Python notebook: https://github.com/daviskregers/data-science-recap/blob/main/09-linear-regression.ipynb

  • Fit a line to a data set of observations
  • Use this line to predict unobserved values

How does it work?

  • Usually using "least squares"
  • Minimizes the squared-error between each point and the line
  • Remember the slope-intercept equation of a line? y=mx+b
  • The slope is the correlation between the two variables times the standard deviation in Y, all divided by the standard deviation in X.
  • The intercept is the mean of Y minus the slope times the mean of X
  • But python will do all that for you.

There are more than one way to do it

  • Gradient descent is an alternate method to least squares
  • Basically iterates to find the line that best follows the contours defined by the data.
  • Can make sense when dealing with 3D data.
  • Easy to try in python and just compare the results to least squares
    • But usually least squares is a perfecly good choice.
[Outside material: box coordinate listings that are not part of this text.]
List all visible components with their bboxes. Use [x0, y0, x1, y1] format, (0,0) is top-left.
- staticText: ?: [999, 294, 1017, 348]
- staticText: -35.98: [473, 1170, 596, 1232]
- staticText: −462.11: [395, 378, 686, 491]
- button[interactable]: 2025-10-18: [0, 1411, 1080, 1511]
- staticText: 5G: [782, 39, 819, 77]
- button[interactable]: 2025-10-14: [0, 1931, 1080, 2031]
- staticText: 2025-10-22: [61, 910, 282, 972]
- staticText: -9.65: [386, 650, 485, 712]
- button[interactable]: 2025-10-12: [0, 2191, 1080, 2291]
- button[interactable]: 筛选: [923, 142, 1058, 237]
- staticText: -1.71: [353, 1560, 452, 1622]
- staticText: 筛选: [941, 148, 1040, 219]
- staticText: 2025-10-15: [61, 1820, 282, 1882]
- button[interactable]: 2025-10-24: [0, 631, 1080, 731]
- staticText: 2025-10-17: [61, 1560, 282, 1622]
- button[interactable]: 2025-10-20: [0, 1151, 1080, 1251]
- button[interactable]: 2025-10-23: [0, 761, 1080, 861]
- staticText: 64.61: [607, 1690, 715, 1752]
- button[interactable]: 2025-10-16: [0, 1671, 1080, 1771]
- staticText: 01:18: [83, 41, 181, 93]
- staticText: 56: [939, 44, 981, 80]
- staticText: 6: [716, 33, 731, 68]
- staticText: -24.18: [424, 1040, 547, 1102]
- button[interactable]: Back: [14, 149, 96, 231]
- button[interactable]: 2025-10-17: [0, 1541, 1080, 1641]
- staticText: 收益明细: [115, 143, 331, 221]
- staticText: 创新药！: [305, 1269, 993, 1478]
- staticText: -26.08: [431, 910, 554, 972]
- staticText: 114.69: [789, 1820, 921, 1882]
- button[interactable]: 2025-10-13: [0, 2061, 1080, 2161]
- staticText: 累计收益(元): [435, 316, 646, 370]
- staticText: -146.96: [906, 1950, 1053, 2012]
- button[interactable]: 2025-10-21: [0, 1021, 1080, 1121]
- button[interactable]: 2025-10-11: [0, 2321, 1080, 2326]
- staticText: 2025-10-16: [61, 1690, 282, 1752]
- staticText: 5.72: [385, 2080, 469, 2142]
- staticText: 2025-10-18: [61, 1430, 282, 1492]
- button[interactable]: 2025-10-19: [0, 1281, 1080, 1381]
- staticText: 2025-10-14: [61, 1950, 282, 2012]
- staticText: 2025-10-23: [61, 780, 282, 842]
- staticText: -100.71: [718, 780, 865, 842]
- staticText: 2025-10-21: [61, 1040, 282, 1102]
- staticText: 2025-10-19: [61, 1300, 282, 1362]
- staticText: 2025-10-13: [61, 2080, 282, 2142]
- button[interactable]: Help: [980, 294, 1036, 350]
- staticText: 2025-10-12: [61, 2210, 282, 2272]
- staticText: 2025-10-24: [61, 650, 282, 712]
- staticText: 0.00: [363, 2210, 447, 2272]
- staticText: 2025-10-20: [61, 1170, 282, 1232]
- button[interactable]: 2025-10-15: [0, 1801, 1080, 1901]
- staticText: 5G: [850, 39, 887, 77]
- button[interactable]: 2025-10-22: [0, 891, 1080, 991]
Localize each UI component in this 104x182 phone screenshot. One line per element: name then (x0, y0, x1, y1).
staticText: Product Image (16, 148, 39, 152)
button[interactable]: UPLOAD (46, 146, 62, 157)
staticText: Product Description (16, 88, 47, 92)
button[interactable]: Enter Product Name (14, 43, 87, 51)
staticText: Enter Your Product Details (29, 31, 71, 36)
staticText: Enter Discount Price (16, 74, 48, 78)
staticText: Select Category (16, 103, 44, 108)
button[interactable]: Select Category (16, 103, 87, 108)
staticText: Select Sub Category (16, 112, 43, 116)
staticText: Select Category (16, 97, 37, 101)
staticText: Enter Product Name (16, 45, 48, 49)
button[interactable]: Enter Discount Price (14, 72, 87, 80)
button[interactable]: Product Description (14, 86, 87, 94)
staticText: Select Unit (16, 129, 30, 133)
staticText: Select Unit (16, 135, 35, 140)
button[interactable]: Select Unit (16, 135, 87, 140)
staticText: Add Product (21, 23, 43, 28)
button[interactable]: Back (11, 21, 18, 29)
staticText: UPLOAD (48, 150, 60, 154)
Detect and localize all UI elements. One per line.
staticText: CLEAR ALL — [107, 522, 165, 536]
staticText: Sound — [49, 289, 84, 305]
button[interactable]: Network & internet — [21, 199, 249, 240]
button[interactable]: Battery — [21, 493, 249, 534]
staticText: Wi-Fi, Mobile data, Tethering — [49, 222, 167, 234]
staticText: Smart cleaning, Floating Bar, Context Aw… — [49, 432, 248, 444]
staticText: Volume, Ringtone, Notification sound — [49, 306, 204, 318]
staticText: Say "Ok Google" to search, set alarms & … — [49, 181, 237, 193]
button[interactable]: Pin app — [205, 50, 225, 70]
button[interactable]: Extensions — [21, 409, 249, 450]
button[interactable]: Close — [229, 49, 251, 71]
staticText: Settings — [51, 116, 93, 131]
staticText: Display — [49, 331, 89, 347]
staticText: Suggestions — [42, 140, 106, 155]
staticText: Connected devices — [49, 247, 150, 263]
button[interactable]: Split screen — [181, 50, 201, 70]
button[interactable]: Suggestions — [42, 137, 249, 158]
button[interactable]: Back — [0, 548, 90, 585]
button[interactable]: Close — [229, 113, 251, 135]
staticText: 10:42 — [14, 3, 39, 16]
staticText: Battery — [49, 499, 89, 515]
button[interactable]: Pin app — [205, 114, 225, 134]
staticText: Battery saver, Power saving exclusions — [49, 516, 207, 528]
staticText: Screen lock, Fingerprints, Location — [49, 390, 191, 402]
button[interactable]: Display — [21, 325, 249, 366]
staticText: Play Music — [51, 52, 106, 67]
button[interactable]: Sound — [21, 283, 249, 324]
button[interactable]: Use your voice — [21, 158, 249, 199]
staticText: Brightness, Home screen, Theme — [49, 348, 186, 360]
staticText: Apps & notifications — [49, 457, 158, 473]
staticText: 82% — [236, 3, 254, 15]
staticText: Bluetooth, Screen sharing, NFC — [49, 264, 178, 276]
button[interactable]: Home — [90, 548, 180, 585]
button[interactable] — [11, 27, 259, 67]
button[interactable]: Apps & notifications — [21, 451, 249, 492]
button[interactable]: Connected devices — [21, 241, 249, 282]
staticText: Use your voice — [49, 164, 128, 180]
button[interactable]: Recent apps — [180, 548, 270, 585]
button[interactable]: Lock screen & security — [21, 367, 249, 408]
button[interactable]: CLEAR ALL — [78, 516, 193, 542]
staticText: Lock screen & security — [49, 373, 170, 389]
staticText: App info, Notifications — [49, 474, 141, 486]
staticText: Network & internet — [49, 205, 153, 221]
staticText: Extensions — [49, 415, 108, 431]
Measuring error with r-squared

  • How do we measure how well our line fits our data?
  • R-squared (aka coefficient of determination) measures:
    • The fraction of the total variation in Y that is captured by the model.
\[1.0-\frac{sum of squared errors}{sum of squared variation from mean}\]

Interpreting r-squared

  • Ranges from 0 to 1
  • 0 is bad (none of the variance is captured), 1 is good (all of the variance is captured).